Rational design of Z-scheme PtS-ZnIn2S4/WO3-MnO2 for overall photo-catalytic water splitting under visible light

Abstract

ZnIn2S4/WO3 nanocomposites, with ZnIn2S4 nanosheets loaded on WO3 nanorods, were synthesized by self-assembly of hexagonal ZnIn2S4 in the presence of preformed WO3·H2O nanoplates. PtS and MnO2, the co-catalysts for H2 and O2 evolution, respectively, were selectively loaded on ZnIn2S4 and WO3 in the nanocomposites. The resultant PtS-ZnIn2S4/WO3-MnO2 nanocomposites show photocatalytic activity for overall water splitting to produce H2 and O2 under visible light. An optimum activity was achieved over 0.5%PtS-20%ZnIn2S4/WO3-3.0%MnO2, in which 5.94 μmol of H2 and 2.24 μmol O2 were evolved in 8 h.
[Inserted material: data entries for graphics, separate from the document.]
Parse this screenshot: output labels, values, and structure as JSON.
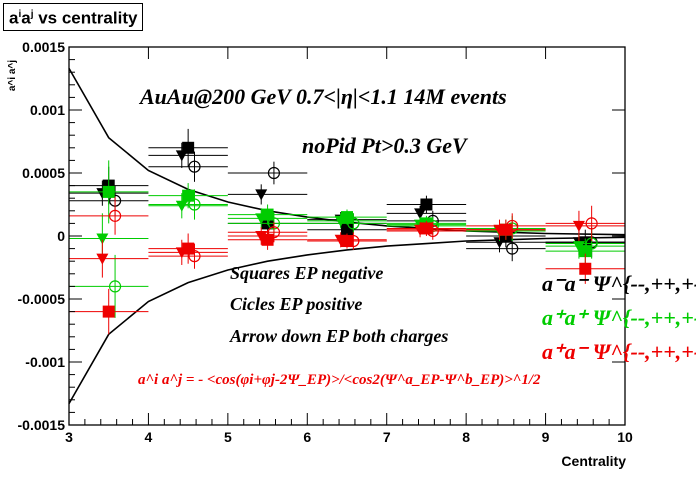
{
  "chart_data": {
    "type": "scatter",
    "title": "a^i a^j vs centrality",
    "title_base": "a",
    "title_sup_i": "i",
    "title_sup_j": "j",
    "title_suffix": " vs centrality",
    "xlabel": "Centrality",
    "ylabel": "a^i a^j",
    "xlim": [
      3,
      10
    ],
    "ylim": [
      -0.0015,
      0.0015
    ],
    "xticks": [
      {
        "v": 3,
        "label": "3"
      },
      {
        "v": 4,
        "label": "4"
      },
      {
        "v": 5,
        "label": "5"
      },
      {
        "v": 6,
        "label": "6"
      },
      {
        "v": 7,
        "label": "7"
      },
      {
        "v": 8,
        "label": "8"
      },
      {
        "v": 9,
        "label": "9"
      },
      {
        "v": 10,
        "label": "10"
      }
    ],
    "yticks": [
      {
        "v": -0.0015,
        "label": "-0.0015"
      },
      {
        "v": -0.001,
        "label": "-0.001"
      },
      {
        "v": -0.0005,
        "label": "-0.0005"
      },
      {
        "v": 0,
        "label": "0"
      },
      {
        "v": 0.0005,
        "label": "0.0005"
      },
      {
        "v": 0.001,
        "label": "0.001"
      },
      {
        "v": 0.0015,
        "label": "0.0015"
      }
    ],
    "grid": false,
    "annotations": {
      "line1": "AuAu@200 GeV 0.7<|η|<1.1 14M events",
      "line2": "noPid Pt>0.3 GeV",
      "line3": "Squares EP negative",
      "line4": "Cicles EP positive",
      "line5": "Arrow down EP both charges",
      "formula": "a^i a^j = - <cos(φi+φj-2Ψ_EP)>/<cos2(Ψ^a_EP-Ψ^b_EP)>^1/2"
    },
    "legend": [
      {
        "label": "a⁻a⁻ Ψ^{--,++,+-}",
        "color": "#000000"
      },
      {
        "label": "a⁺a⁺ Ψ^{--,++,+-}",
        "color": "#00cc00"
      },
      {
        "label": "a⁺a⁻ Ψ^{--,++,+-}",
        "color": "#ee0000"
      }
    ],
    "series": [
      {
        "name": "a⁻a⁻",
        "color": "#000000",
        "points": [
          {
            "x": 3.5,
            "marker": "square",
            "y": 0.0004,
            "err": 0.00015
          },
          {
            "x": 3.5,
            "marker": "circle",
            "y": 0.00028,
            "err": 0.00012
          },
          {
            "x": 3.5,
            "marker": "triangle",
            "y": 0.00034,
            "err": 0.0001
          },
          {
            "x": 4.5,
            "marker": "square",
            "y": 0.0007,
            "err": 0.00015
          },
          {
            "x": 4.5,
            "marker": "circle",
            "y": 0.00055,
            "err": 0.00012
          },
          {
            "x": 4.5,
            "marker": "triangle",
            "y": 0.00064,
            "err": 0.0001
          },
          {
            "x": 5.5,
            "marker": "square",
            "y": 0.0001,
            "err": 8e-05
          },
          {
            "x": 5.5,
            "marker": "circle",
            "y": 0.0005,
            "err": 9e-05
          },
          {
            "x": 5.5,
            "marker": "triangle",
            "y": 0.00033,
            "err": 8e-05
          },
          {
            "x": 6.5,
            "marker": "square",
            "y": 5e-05,
            "err": 6e-05
          },
          {
            "x": 6.5,
            "marker": "circle",
            "y": 0.0001,
            "err": 8e-05
          },
          {
            "x": 6.5,
            "marker": "triangle",
            "y": 0.00013,
            "err": 6e-05
          },
          {
            "x": 7.5,
            "marker": "square",
            "y": 0.00025,
            "err": 7e-05
          },
          {
            "x": 7.5,
            "marker": "circle",
            "y": 0.00012,
            "err": 8e-05
          },
          {
            "x": 7.5,
            "marker": "triangle",
            "y": 0.00018,
            "err": 6e-05
          },
          {
            "x": 8.5,
            "marker": "square",
            "y": 0.0,
            "err": 9e-05
          },
          {
            "x": 8.5,
            "marker": "circle",
            "y": -0.0001,
            "err": 0.0001
          },
          {
            "x": 8.5,
            "marker": "triangle",
            "y": -5e-05,
            "err": 8e-05
          },
          {
            "x": 9.5,
            "marker": "square",
            "y": -5e-05,
            "err": 0.0001
          },
          {
            "x": 9.5,
            "marker": "circle",
            "y": -5e-05,
            "err": 0.00012
          },
          {
            "x": 9.5,
            "marker": "triangle",
            "y": -5e-05,
            "err": 0.0001
          }
        ]
      },
      {
        "name": "a⁺a⁺",
        "color": "#00cc00",
        "points": [
          {
            "x": 3.5,
            "marker": "square",
            "y": 0.00035,
            "err": 0.00025
          },
          {
            "x": 3.5,
            "marker": "circle",
            "y": -0.0004,
            "err": 0.00025
          },
          {
            "x": 3.5,
            "marker": "triangle",
            "y": -2e-05,
            "err": 0.0002
          },
          {
            "x": 4.5,
            "marker": "square",
            "y": 0.00032,
            "err": 0.0001
          },
          {
            "x": 4.5,
            "marker": "circle",
            "y": 0.00025,
            "err": 0.00012
          },
          {
            "x": 4.5,
            "marker": "triangle",
            "y": 0.00024,
            "err": 0.0001
          },
          {
            "x": 5.5,
            "marker": "square",
            "y": 0.00017,
            "err": 8e-05
          },
          {
            "x": 5.5,
            "marker": "circle",
            "y": 0.0001,
            "err": 9e-05
          },
          {
            "x": 5.5,
            "marker": "triangle",
            "y": 0.00014,
            "err": 8e-05
          },
          {
            "x": 6.5,
            "marker": "square",
            "y": 0.00015,
            "err": 6e-05
          },
          {
            "x": 6.5,
            "marker": "circle",
            "y": 0.0001,
            "err": 8e-05
          },
          {
            "x": 6.5,
            "marker": "triangle",
            "y": 0.00012,
            "err": 6e-05
          },
          {
            "x": 7.5,
            "marker": "square",
            "y": 0.0001,
            "err": 6e-05
          },
          {
            "x": 7.5,
            "marker": "circle",
            "y": 8e-05,
            "err": 7e-05
          },
          {
            "x": 7.5,
            "marker": "triangle",
            "y": 9e-05,
            "err": 6e-05
          },
          {
            "x": 8.5,
            "marker": "square",
            "y": 5e-05,
            "err": 8e-05
          },
          {
            "x": 8.5,
            "marker": "circle",
            "y": 6e-05,
            "err": 0.0001
          },
          {
            "x": 8.5,
            "marker": "triangle",
            "y": 4e-05,
            "err": 8e-05
          },
          {
            "x": 9.5,
            "marker": "square",
            "y": -0.00012,
            "err": 0.0001
          },
          {
            "x": 9.5,
            "marker": "circle",
            "y": -6e-05,
            "err": 0.00012
          },
          {
            "x": 9.5,
            "marker": "triangle",
            "y": -8e-05,
            "err": 0.0001
          }
        ]
      },
      {
        "name": "a⁺a⁻",
        "color": "#ee0000",
        "points": [
          {
            "x": 3.5,
            "marker": "square",
            "y": -0.0006,
            "err": 0.00018
          },
          {
            "x": 3.5,
            "marker": "circle",
            "y": 0.00016,
            "err": 0.00015
          },
          {
            "x": 3.5,
            "marker": "triangle",
            "y": -0.00018,
            "err": 0.00015
          },
          {
            "x": 4.5,
            "marker": "square",
            "y": -0.0001,
            "err": 0.00012
          },
          {
            "x": 4.5,
            "marker": "circle",
            "y": -0.00016,
            "err": 0.0001
          },
          {
            "x": 4.5,
            "marker": "triangle",
            "y": -0.00013,
            "err": 0.0001
          },
          {
            "x": 5.5,
            "marker": "square",
            "y": -3e-05,
            "err": 8e-05
          },
          {
            "x": 5.5,
            "marker": "circle",
            "y": 3e-05,
            "err": 8e-05
          },
          {
            "x": 5.5,
            "marker": "triangle",
            "y": 0.0,
            "err": 7e-05
          },
          {
            "x": 6.5,
            "marker": "square",
            "y": -4e-05,
            "err": 6e-05
          },
          {
            "x": 6.5,
            "marker": "circle",
            "y": -4e-05,
            "err": 7e-05
          },
          {
            "x": 6.5,
            "marker": "triangle",
            "y": -3e-05,
            "err": 6e-05
          },
          {
            "x": 7.5,
            "marker": "square",
            "y": 6e-05,
            "err": 6e-05
          },
          {
            "x": 7.5,
            "marker": "circle",
            "y": 4e-05,
            "err": 7e-05
          },
          {
            "x": 7.5,
            "marker": "triangle",
            "y": 5e-05,
            "err": 6e-05
          },
          {
            "x": 8.5,
            "marker": "square",
            "y": 5e-05,
            "err": 8e-05
          },
          {
            "x": 8.5,
            "marker": "circle",
            "y": 8e-05,
            "err": 0.0001
          },
          {
            "x": 8.5,
            "marker": "triangle",
            "y": 5e-05,
            "err": 8e-05
          },
          {
            "x": 9.5,
            "marker": "square",
            "y": -0.00026,
            "err": 0.00012
          },
          {
            "x": 9.5,
            "marker": "circle",
            "y": 0.0001,
            "err": 0.00014
          },
          {
            "x": 9.5,
            "marker": "triangle",
            "y": 8e-05,
            "err": 0.00012
          }
        ]
      }
    ],
    "curves": {
      "upper": [
        [
          3,
          0.00133
        ],
        [
          3.5,
          0.00078
        ],
        [
          4,
          0.00052
        ],
        [
          4.5,
          0.00037
        ],
        [
          5,
          0.00027
        ],
        [
          5.5,
          0.0002
        ],
        [
          6,
          0.00015
        ],
        [
          6.5,
          0.00011
        ],
        [
          7,
          8e-05
        ],
        [
          7.5,
          6e-05
        ],
        [
          8,
          4e-05
        ],
        [
          9,
          2e-05
        ],
        [
          10,
          1e-05
        ]
      ],
      "lower": [
        [
          3,
          -0.00133
        ],
        [
          3.5,
          -0.00078
        ],
        [
          4,
          -0.00052
        ],
        [
          4.5,
          -0.00037
        ],
        [
          5,
          -0.00027
        ],
        [
          5.5,
          -0.0002
        ],
        [
          6,
          -0.00015
        ],
        [
          6.5,
          -0.00011
        ],
        [
          7,
          -8e-05
        ],
        [
          7.5,
          -6e-05
        ],
        [
          8,
          -4e-05
        ],
        [
          9,
          -2e-05
        ],
        [
          10,
          -1e-05
        ]
      ]
    }
  }
}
The apparent quantum yield (AQY) for H2 evolution was determined to be ca. 0.50% at 420 nm. The superior photocatalytic activity for overall water splitting over PtS-ZnIn2S4/WO3-MnO2 nanocomposites can be ascribed to an efficient coupling of photocatalytic water reduction over PtS-ZnIn2S4 and photocatalytic water oxidation over MnO2-WO3 via a Z-scheme charge transfer pathway. This study demonstrates a high potential of fabrication of the all-solid Z-scheme photocatalytic systems for overall water splitting.